Sunday, April 09, 2006

On Palm Sunday

Ever since WA training I’ve been a little uncomfortable with the way a lot of people sing “Blessed Be Your Name.”  It’s a song taken out of the book of Job, and it’s so happy-clappy, often, that it seems the congregation isn’t even aware of the words they are singing.  “you give and take away… Lord blessed be your name.”  I always wonder if we are really willing to say those things along with Job, even as we often do, bouncing up and down, eyes closed, hands raised.

It seemed appropriate for Palm Sunday though.  Palm Sunday, with the crucifixion looming less than a week away.  The people of Jerusalem waving palm branches and shouting hosanna!  Palm Sunday, like that song, has the same mix of impending horror and frantic joy.  It seems these people have no idea what’s to come, and worse, they are the cause of it.
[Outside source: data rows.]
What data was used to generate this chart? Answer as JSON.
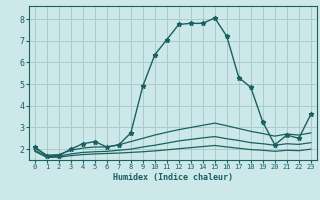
{
  "xlabel": "Humidex (Indice chaleur)",
  "bg_color": "#cce8e8",
  "grid_color": "#aacccc",
  "line_color": "#1a6060",
  "xlim": [
    -0.5,
    23.5
  ],
  "ylim": [
    1.5,
    8.6
  ],
  "xticks": [
    0,
    1,
    2,
    3,
    4,
    5,
    6,
    7,
    8,
    9,
    10,
    11,
    12,
    13,
    14,
    15,
    16,
    17,
    18,
    19,
    20,
    21,
    22,
    23
  ],
  "yticks": [
    2,
    3,
    4,
    5,
    6,
    7,
    8
  ],
  "lines": [
    {
      "x": [
        0,
        1,
        2,
        3,
        4,
        5,
        6,
        7,
        8,
        9,
        10,
        11,
        12,
        13,
        14,
        15,
        16,
        17,
        18,
        19,
        20,
        21,
        22,
        23
      ],
      "y": [
        2.1,
        1.7,
        1.7,
        2.0,
        2.25,
        2.35,
        2.1,
        2.2,
        2.75,
        4.9,
        6.35,
        7.05,
        7.75,
        7.8,
        7.8,
        8.05,
        7.2,
        5.3,
        4.85,
        3.25,
        2.2,
        2.65,
        2.5,
        3.6
      ],
      "style": "-",
      "marker": "*",
      "markersize": 3.5,
      "linewidth": 1.0
    },
    {
      "x": [
        0,
        1,
        2,
        3,
        4,
        5,
        6,
        7,
        8,
        9,
        10,
        11,
        12,
        13,
        14,
        15,
        16,
        17,
        18,
        19,
        20,
        21,
        22,
        23
      ],
      "y": [
        2.05,
        1.72,
        1.75,
        1.95,
        2.05,
        2.1,
        2.1,
        2.2,
        2.35,
        2.5,
        2.65,
        2.78,
        2.9,
        3.0,
        3.1,
        3.2,
        3.08,
        2.95,
        2.82,
        2.72,
        2.6,
        2.7,
        2.65,
        2.75
      ],
      "style": "-",
      "marker": null,
      "markersize": 0,
      "linewidth": 0.9
    },
    {
      "x": [
        0,
        1,
        2,
        3,
        4,
        5,
        6,
        7,
        8,
        9,
        10,
        11,
        12,
        13,
        14,
        15,
        16,
        17,
        18,
        19,
        20,
        21,
        22,
        23
      ],
      "y": [
        1.95,
        1.65,
        1.68,
        1.78,
        1.85,
        1.88,
        1.9,
        1.95,
        2.0,
        2.1,
        2.18,
        2.28,
        2.38,
        2.45,
        2.52,
        2.58,
        2.48,
        2.4,
        2.3,
        2.25,
        2.18,
        2.25,
        2.22,
        2.3
      ],
      "style": "-",
      "marker": null,
      "markersize": 0,
      "linewidth": 0.9
    },
    {
      "x": [
        0,
        1,
        2,
        3,
        4,
        5,
        6,
        7,
        8,
        9,
        10,
        11,
        12,
        13,
        14,
        15,
        16,
        17,
        18,
        19,
        20,
        21,
        22,
        23
      ],
      "y": [
        1.9,
        1.62,
        1.63,
        1.7,
        1.75,
        1.78,
        1.8,
        1.82,
        1.85,
        1.88,
        1.92,
        1.97,
        2.02,
        2.07,
        2.12,
        2.17,
        2.1,
        2.04,
        1.98,
        1.95,
        1.9,
        1.95,
        1.93,
        2.0
      ],
      "style": "-",
      "marker": null,
      "markersize": 0,
      "linewidth": 0.9
    }
  ]
}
And I wonder what other terrors we are ignoring as we bounce along with our praise songs.  Whose tragedies do we ignore as we shout out “blessed is he who comes in the name of the Lord!”

Wednesday, April 05, 2006

but I'm not oppressed...

So I’ve been thinking a lot about inequality, as one does in grad school.  And I can whine all I like about sexism.  I’ve felt the expectations that I act, interact, and perform in certain ways.  I’ve had experiences where men have said rude things about my ability, or I felt like I was considered less qualified than someone else because I’m a young woman.  But really, in the long run, I have things pretty good.  I’m white, heterosexual, educated, protestant, upper middle class (well, my parents are, I’m in grad school…).  So I’m left with this question: what do you do when you are on the other side of the injustice?  What am I to do as a young, relatively powerless, but clearly not as powerless as some people, intellectual?

I can’t speak for these underrepresented groups.  That’s condescending.  Not to mention that I have no expertise in what they want or need, or how to change things in a way that would make them happier.  But I don’t see doing nothing as an option.  I’m not in a position where I can really help the downtrodden move up in society, even on the individual level (at least not yet).  So, what DO we do?

I think one thing is to listen.  To stop talking all the time, but to ask good questions and to listen to people who don’t always get listened to.  Perhaps it is our job to find the smart voices and amplify them.  But I really think that people in powerful positions, or positions of privilege, never go wrong with listening more.  So I guess my next job is to figure out what exactly it is that I should be listening for.  But I think Barbara Ehrenreich has one good idea.  I think politics is another way – to pay attention to whose interests politicians are acting in, and vote for further justice.  Any ideas, oh faithful readers?